Waiting for client... connection accepted from ('10.0.0.80', 33662) <-- This is PC Browser
HTTP request:  b'GET / HTTP/1.1\r\n'
rate=27.7 Mb/sec for dLen=1048576 bytes
Closing socket...

Waiting for client... connection accepted from ('10.0.0.80', 33663) <-- This is PC Browser
HTTP request:  b'GET / HTTP/1.1\r\n'
rate=28.1 Mb/sec for dLen=1048576 bytes
Closing socket...

Waiting for client...

(yay! recovered and survived but had to reset nic to clear out stale/jammed connections)

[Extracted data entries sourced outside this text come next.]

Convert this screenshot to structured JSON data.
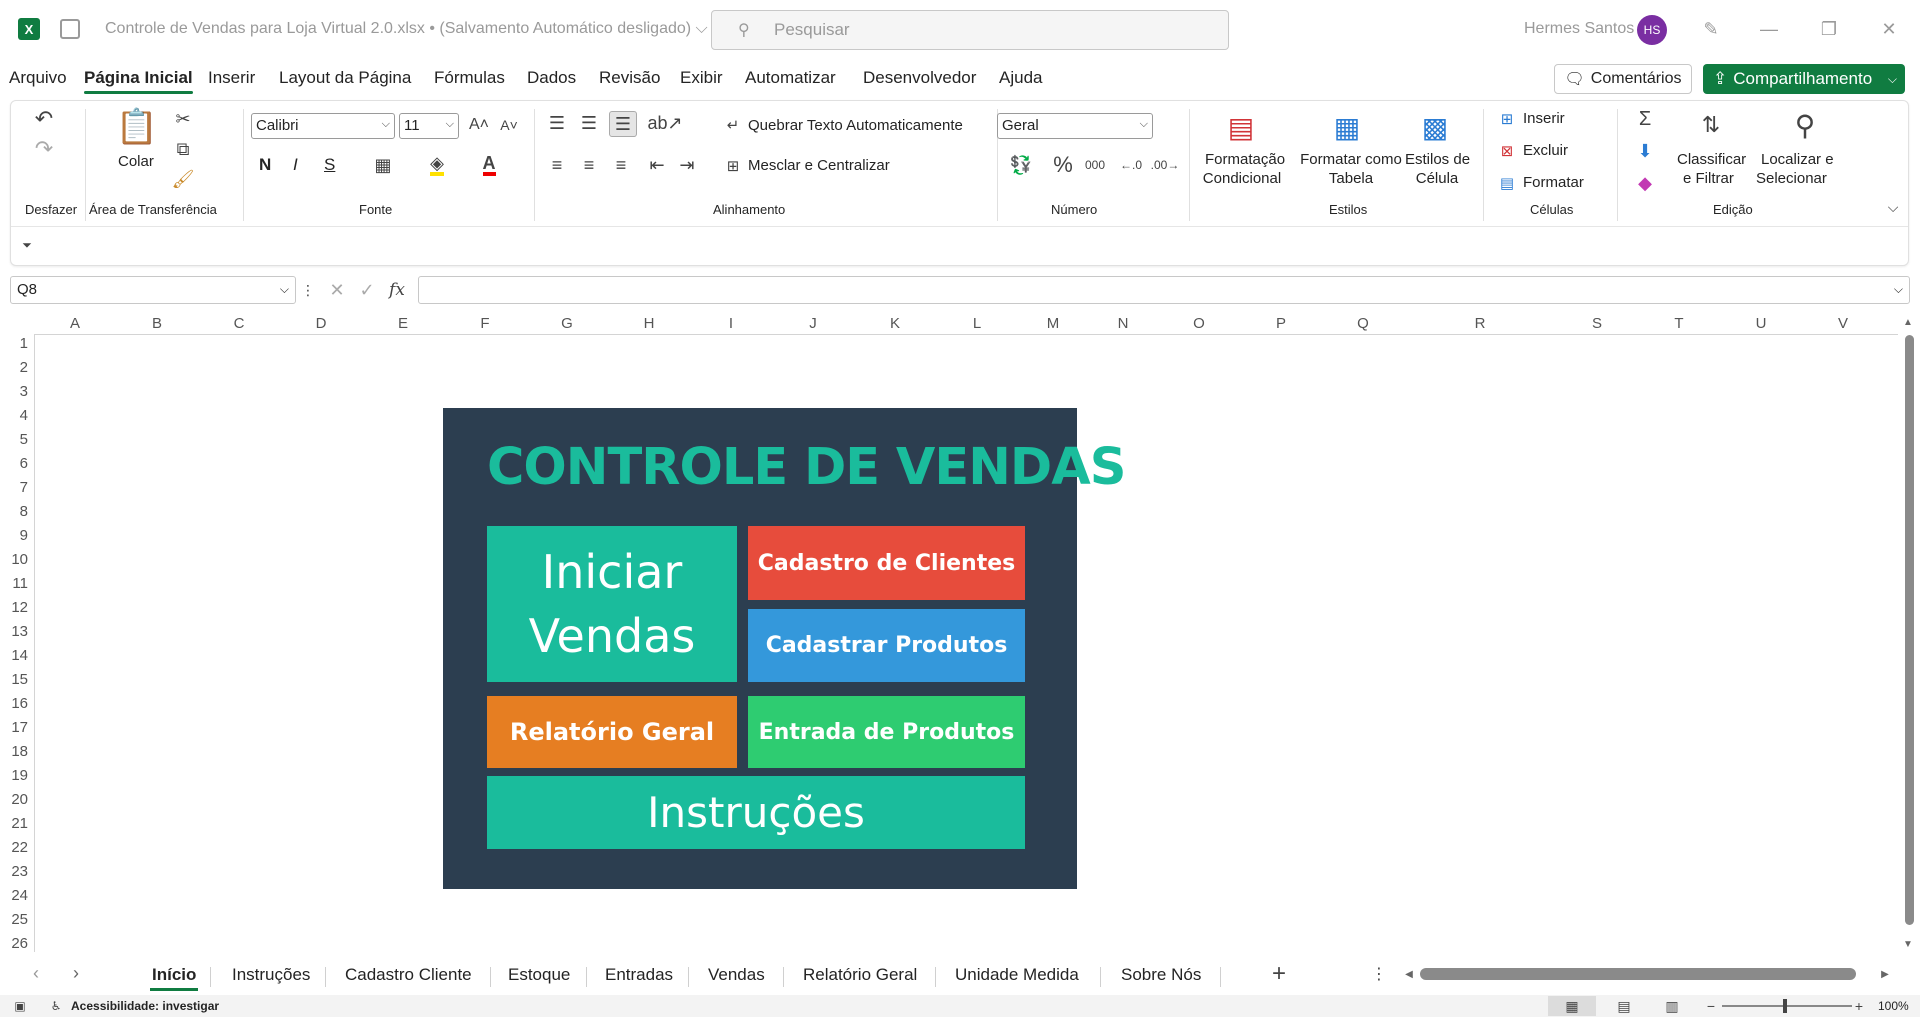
{
  "window": {
    "app_icon": "X",
    "title": "Controle de Vendas para Loja Virtual 2.0.xlsx  •  (Salvamento Automático desligado) ⌵",
    "search_placeholder": "Pesquisar",
    "user_name": "Hermes Santos",
    "user_initials": "HS"
  },
  "menu": {
    "tabs": [
      "Arquivo",
      "Página Inicial",
      "Inserir",
      "Layout da Página",
      "Fórmulas",
      "Dados",
      "Revisão",
      "Exibir",
      "Automatizar",
      "Desenvolvedor",
      "Ajuda"
    ],
    "comments": "Comentários",
    "share": "Compartilhamento"
  },
  "ribbon": {
    "undo_label": "Desfazer",
    "paste_label": "Colar",
    "clipboard_label": "Área de Transferência",
    "font_name": "Calibri",
    "font_size": "11",
    "bold": "N",
    "italic": "I",
    "underline": "S",
    "font_label": "Fonte",
    "wrap_text": "Quebrar Texto Automaticamente",
    "merge_center": "Mesclar e Centralizar",
    "alignment_label": "Alinhamento",
    "number_format": "Geral",
    "number_label": "Número",
    "conditional_formatting": [
      "Formatação",
      "Condicional"
    ],
    "format_as_table": [
      "Formatar como",
      "Tabela"
    ],
    "cell_styles": [
      "Estilos de",
      "Célula"
    ],
    "styles_label": "Estilos",
    "insert": "Inserir",
    "delete": "Excluir",
    "format": "Formatar",
    "cells_label": "Células",
    "sort_filter": [
      "Classificar",
      "e Filtrar"
    ],
    "find_select": [
      "Localizar e",
      "Selecionar"
    ],
    "editing_label": "Edição"
  },
  "formula_bar": {
    "name_box": "Q8",
    "fx": "fx",
    "value": ""
  },
  "grid": {
    "columns": [
      "A",
      "B",
      "C",
      "D",
      "E",
      "F",
      "G",
      "H",
      "I",
      "J",
      "K",
      "L",
      "M",
      "N",
      "O",
      "P",
      "Q",
      "R",
      "S",
      "T",
      "U",
      "V"
    ],
    "rows": [
      "1",
      "2",
      "3",
      "4",
      "5",
      "6",
      "7",
      "8",
      "9",
      "10",
      "11",
      "12",
      "13",
      "14",
      "15",
      "16",
      "17",
      "18",
      "19",
      "20",
      "21",
      "22",
      "23",
      "24",
      "25",
      "26"
    ]
  },
  "dashboard": {
    "title": "CONTROLE DE VENDAS",
    "iniciar_line1": "Iniciar",
    "iniciar_line2": "Vendas",
    "cadastro_clientes": "Cadastro de Clientes",
    "cadastrar_produtos": "Cadastrar Produtos",
    "relatorio_geral": "Relatório Geral",
    "entrada_produtos": "Entrada de Produtos",
    "instrucoes": "Instruções",
    "colors": {
      "panel": "#2c3e50",
      "teal": "#1abc9c",
      "red": "#e74c3c",
      "blue": "#3498db",
      "orange": "#e67e22",
      "green": "#2ecc71"
    }
  },
  "sheet_tabs": [
    "Início",
    "Instruções",
    "Cadastro Cliente",
    "Estoque",
    "Entradas",
    "Vendas",
    "Relatório Geral",
    "Unidade Medida",
    "Sobre Nós"
  ],
  "status": {
    "accessibility": "Acessibilidade: investigar",
    "zoom": "100%"
  }
}
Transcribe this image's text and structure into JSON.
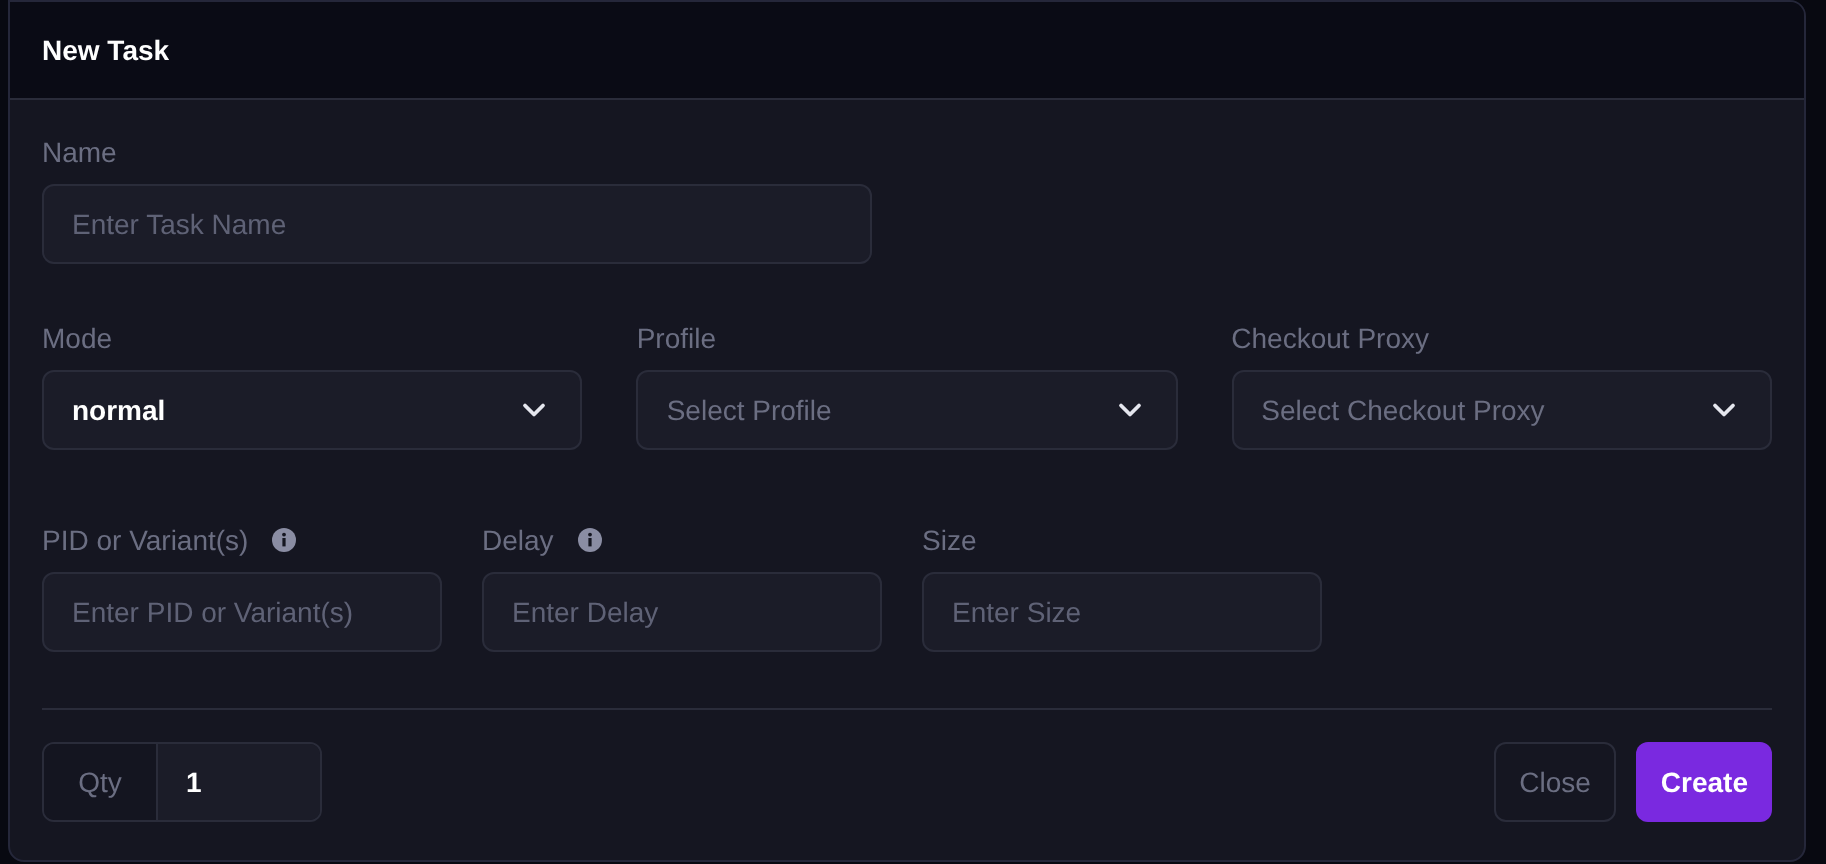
{
  "dialog": {
    "title": "New Task"
  },
  "name_field": {
    "label": "Name",
    "placeholder": "Enter Task Name"
  },
  "selects": [
    {
      "label": "Mode",
      "value": "normal"
    },
    {
      "label": "Profile",
      "placeholder": "Select Profile"
    },
    {
      "label": "Checkout Proxy",
      "placeholder": "Select Checkout Proxy"
    }
  ],
  "inputs": [
    {
      "label": "PID or Variant(s)",
      "placeholder": "Enter PID or Variant(s)",
      "info": true
    },
    {
      "label": "Delay",
      "placeholder": "Enter Delay",
      "info": true
    },
    {
      "label": "Size",
      "placeholder": "Enter Size",
      "info": false
    }
  ],
  "qty": {
    "label": "Qty",
    "value": "1"
  },
  "buttons": [
    {
      "label": "Close",
      "kind": "secondary"
    },
    {
      "label": "Create",
      "kind": "primary"
    }
  ]
}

dpgeorge commented 5 years ago

Thanks for the test scripts. I could reproduce most of the issues in one way or another. Simplest way for me to crash the stack was to just run socket_test.py once which would break the stack so the stm32 board didn't respond anymore to requests (or ping or anything). I was using an STM32F769DISC board.

It was an issue with concurrency locking, and should be fixed by 68a5d6fe7746850ce049b8bf295bfce1382383f3

With this fix socket_test.py no longer crashed the stack, and I could run ethwebtest.py without the 200us delay in web.py to slow down the write (and got close to 80Mbit/sec transfers).

t35tB0t commented 5 years ago

Thanks for the fast patch gen. Unfortunately, that wasn't the root cause. Actually, it behaves worse now, with around six iterations of socket_test.cAbort(), hanging mpy in bigdata at: block += socket.write(buf)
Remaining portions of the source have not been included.